You can use PPG dx330 it is for removing grease, wax and silicone prior to painting automotive finishes.


----------



## BrianWolfe (Aug 20, 2014)

Soap and water. Simple green.


----------



## JLNorthGA (Aug 21, 2014)

Zep has a "Heavy Duty Citrus Degreaser" - I have given that a shot. I applied it full strength and then mopped. I then washed the entire stage floor. I repeated this.

The majority of the silicone spray is gone. I only see a little residual. I will keep washing the floor until it is gone.
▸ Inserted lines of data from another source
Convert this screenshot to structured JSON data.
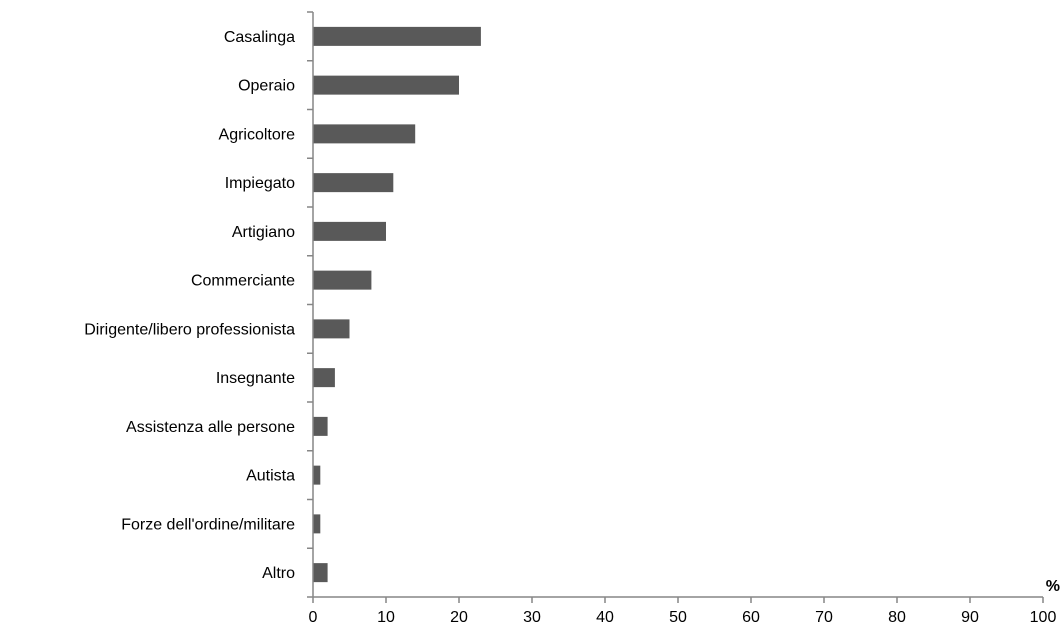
{
  "chart_data": {
    "type": "bar",
    "orientation": "horizontal",
    "categories": [
      "Casalinga",
      "Operaio",
      "Agricoltore",
      "Impiegato",
      "Artigiano",
      "Commerciante",
      "Dirigente/libero professionista",
      "Insegnante",
      "Assistenza alle persone",
      "Autista",
      "Forze dell'ordine/militare",
      "Altro"
    ],
    "values": [
      23,
      20,
      14,
      11,
      10,
      8,
      5,
      3,
      2,
      1,
      1,
      2
    ],
    "xlabel": "%",
    "xlim": [
      0,
      100
    ],
    "xticks": [
      0,
      10,
      20,
      30,
      40,
      50,
      60,
      70,
      80,
      90,
      100
    ],
    "grid": false,
    "legend": "none",
    "colors": {
      "bar": "#595959",
      "axis": "#868686",
      "text": "#000000"
    }
  }
}
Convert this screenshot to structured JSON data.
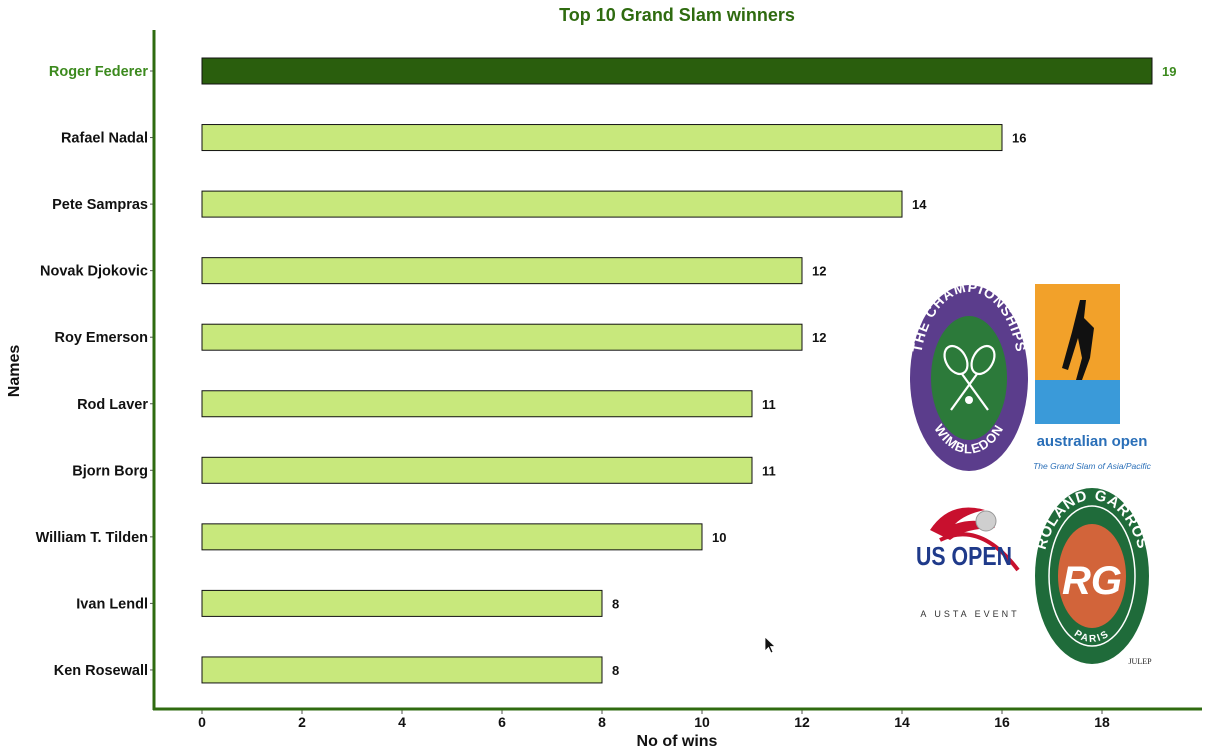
{
  "chart_data": {
    "type": "bar",
    "orientation": "horizontal",
    "title": "Top 10 Grand Slam winners",
    "xlabel": "No of wins",
    "ylabel": "Names",
    "xlim": [
      0,
      20
    ],
    "xticks": [
      0,
      2,
      4,
      6,
      8,
      10,
      12,
      14,
      16,
      18
    ],
    "grid": false,
    "categories": [
      "Roger Federer",
      "Rafael Nadal",
      "Pete Sampras",
      "Novak Djokovic",
      "Roy Emerson",
      "Rod Laver",
      "Bjorn Borg",
      "William T. Tilden",
      "Ivan Lendl",
      "Ken Rosewall"
    ],
    "values": [
      19,
      16,
      14,
      12,
      12,
      11,
      11,
      10,
      8,
      8
    ],
    "highlight_index": 0,
    "colors": {
      "highlight": "#2a5e0d",
      "bar": "#c8e87c",
      "axis": "#2f6b10",
      "highlight_text": "#3c8a1e",
      "text": "#111111"
    }
  },
  "logos": {
    "wimbledon_top": "THE CHAMPIONSHIPS",
    "wimbledon_bottom": "WIMBLEDON",
    "ao_name": "australian open",
    "ao_tagline": "The Grand Slam of Asia/Pacific",
    "us_open": "US OPEN",
    "us_tagline": "A USTA EVENT",
    "rg_top": "ROLAND GARROS",
    "rg_bottom": "PARIS",
    "rg_mono": "RG",
    "rg_sponsor": "JULEP"
  }
}
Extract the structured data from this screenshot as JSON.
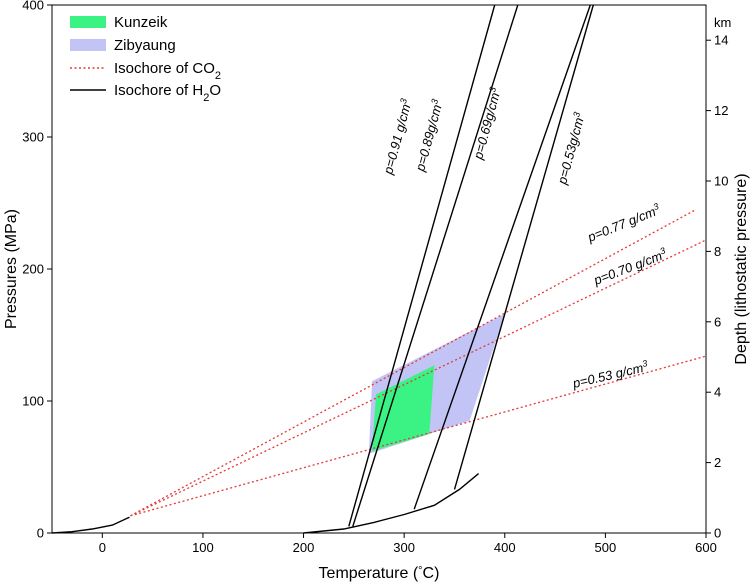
{
  "chart_data": {
    "type": "line",
    "xlabel": "Temperature (",
    "xlabel_unit": "°C",
    "xlabel_close": ")",
    "ylabel": "Pressures (MPa)",
    "y2label": "Depth (lithostatic pressure)",
    "y2unit": "km",
    "xlim": [
      -50,
      600
    ],
    "ylim": [
      0,
      400
    ],
    "y2lim": [
      0,
      15
    ],
    "xticks": [
      0,
      100,
      200,
      300,
      400,
      500,
      600
    ],
    "xtick_labels": [
      "0",
      "100",
      "200",
      "300",
      "400",
      "500",
      "600"
    ],
    "yticks": [
      0,
      100,
      200,
      300,
      400
    ],
    "ytick_labels": [
      "0",
      "100",
      "200",
      "300",
      "400"
    ],
    "y2ticks": [
      0,
      2,
      4,
      6,
      8,
      10,
      12,
      14
    ],
    "y2tick_labels": [
      "0",
      "2",
      "4",
      "6",
      "8",
      "10",
      "12",
      "14"
    ],
    "legend_position": "top-left",
    "legend": [
      {
        "label": "Kunzeik",
        "sub": "",
        "kind": "fill",
        "color": "#3bf285"
      },
      {
        "label": "Zibyaung",
        "sub": "",
        "kind": "fill",
        "color": "#c2c4f5"
      },
      {
        "label": "Isochore of CO",
        "sub": "2",
        "kind": "dotted",
        "color": "#e53935"
      },
      {
        "label": "Isochore of H",
        "sub": "2",
        "tail": "O",
        "kind": "solid",
        "color": "#000000"
      }
    ],
    "co2_saturation_curve": {
      "color": "#000000",
      "points": [
        [
          -50,
          0
        ],
        [
          -30,
          1
        ],
        [
          -10,
          3
        ],
        [
          10,
          6
        ],
        [
          27,
          12
        ]
      ]
    },
    "h2o_saturation_curve": {
      "color": "#000000",
      "points": [
        [
          200,
          0
        ],
        [
          240,
          3
        ],
        [
          270,
          8
        ],
        [
          300,
          14
        ],
        [
          330,
          21
        ],
        [
          355,
          33
        ],
        [
          374,
          45
        ]
      ]
    },
    "co2_isochores": [
      {
        "label": "p=0.77 g/cm",
        "sup": "3",
        "color": "#e53935",
        "points": [
          [
            28,
            13
          ],
          [
            590,
            245
          ]
        ]
      },
      {
        "label": "p=0.70 g/cm",
        "sup": "3",
        "color": "#e53935",
        "points": [
          [
            28,
            13
          ],
          [
            600,
            222
          ]
        ]
      },
      {
        "label": "p=0.53 g/cm",
        "sup": "3",
        "color": "#e53935",
        "points": [
          [
            28,
            13
          ],
          [
            600,
            134
          ]
        ]
      }
    ],
    "h2o_isochores": [
      {
        "label": "p=0.91 g/cm",
        "sup": "3",
        "color": "#000000",
        "points": [
          [
            245,
            5
          ],
          [
            390,
            400
          ]
        ]
      },
      {
        "label": "p=0.89g/cm",
        "sup": "3",
        "color": "#000000",
        "points": [
          [
            249,
            5
          ],
          [
            413,
            400
          ]
        ]
      },
      {
        "label": "p=0.69g/cm",
        "sup": "3",
        "color": "#000000",
        "points": [
          [
            310,
            18
          ],
          [
            485,
            400
          ]
        ]
      },
      {
        "label": "p=0.53g/cm",
        "sup": "3",
        "color": "#000000",
        "points": [
          [
            350,
            33
          ],
          [
            488,
            400
          ]
        ]
      }
    ],
    "zibyaung_region": {
      "color": "#c2c4f5",
      "points": [
        [
          268,
          115
        ],
        [
          400,
          166
        ],
        [
          365,
          85
        ],
        [
          265,
          60
        ]
      ]
    },
    "kunzeik_region": {
      "color": "#3bf285",
      "points": [
        [
          272,
          105
        ],
        [
          330,
          127
        ],
        [
          325,
          75
        ],
        [
          268,
          62
        ]
      ]
    }
  }
}
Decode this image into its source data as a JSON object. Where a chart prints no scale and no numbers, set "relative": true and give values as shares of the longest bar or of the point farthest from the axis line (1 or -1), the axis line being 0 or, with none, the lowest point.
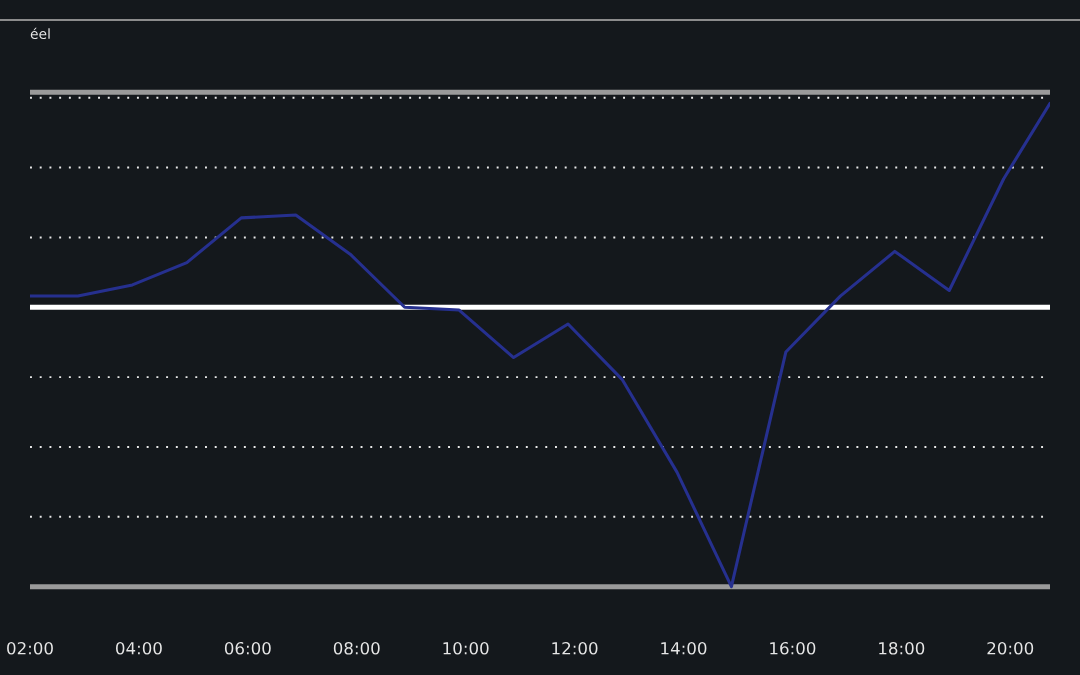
{
  "chart_data": {
    "type": "line",
    "relative": true,
    "x": [
      2,
      2.88,
      3.88,
      4.88,
      5.88,
      6.88,
      7.88,
      8.88,
      9.88,
      10.88,
      11.88,
      12.88,
      13.88,
      14.88,
      15.88,
      16.88,
      17.88,
      18.88,
      19.88,
      20.73
    ],
    "series": [
      {
        "color": "#26308f",
        "values": [
          0.04,
          0.04,
          0.08,
          0.16,
          0.32,
          0.33,
          0.19,
          0,
          -0.01,
          -0.18,
          -0.06,
          -0.26,
          -0.59,
          -1,
          -0.16,
          0.04,
          0.2,
          0.06,
          0.46,
          0.73
        ]
      }
    ],
    "xlim": [
      2,
      20.73
    ],
    "xticks": [
      {
        "value": 2,
        "label": "02:00"
      },
      {
        "value": 4,
        "label": "04:00"
      },
      {
        "value": 6,
        "label": "06:00"
      },
      {
        "value": 8,
        "label": "08:00"
      },
      {
        "value": 10,
        "label": "10:00"
      },
      {
        "value": 12,
        "label": "12:00"
      },
      {
        "value": 14,
        "label": "14:00"
      },
      {
        "value": 16,
        "label": "16:00"
      },
      {
        "value": 18,
        "label": "18:00"
      },
      {
        "value": 20,
        "label": "20:00"
      }
    ],
    "tick_labels": "x",
    "grid": "y",
    "ref_lines": [
      {
        "axis": "y",
        "value": 0,
        "color": "#ffffff"
      },
      {
        "axis": "y",
        "value": 0.77,
        "color": "#9a9a9a"
      },
      {
        "axis": "y",
        "value": -1,
        "color": "#9a9a9a"
      }
    ],
    "annotations": [
      "éel"
    ]
  }
}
We are a community theatre. The guy basically did it for the laughs in Noises Off Act III. Regretfully someone else took a spill. I am really tempted to send him a bill for the degreaser.


----------



## JohnD (Aug 21, 2014)

I did a google search for "remove silicone spray" and found a couple of things.
http://www.ehow.com/how_6517224_remove-silicone-spray.html
http://www.finishing.com/399/79.shtml
The ehow article is rather scary to me, "ventilated space" doesn't even begin to cover the dangers involved. 
The finishing.com article addresses the problems involved, especially the plane that needs to have the paint stripped before it can even go in to be repainted.
One thing that might help, most degreasers seem to be alkaline based, so following a mopping with them you could do an acidic mopping, rinse and repeat. The best acid mopping solution would be white vinegar. In fact, some restaurants use chemical cleaning of their griddles. The process starts with a heavy duty degreaser and a coarse fiber pad (scotchbrite), the residue is wiped off with paper towels, and is followed by a wash down with white vinegar to make the surface food safe. Some consider this process easier and cheaper than the old school grill (griddle) brick.


----------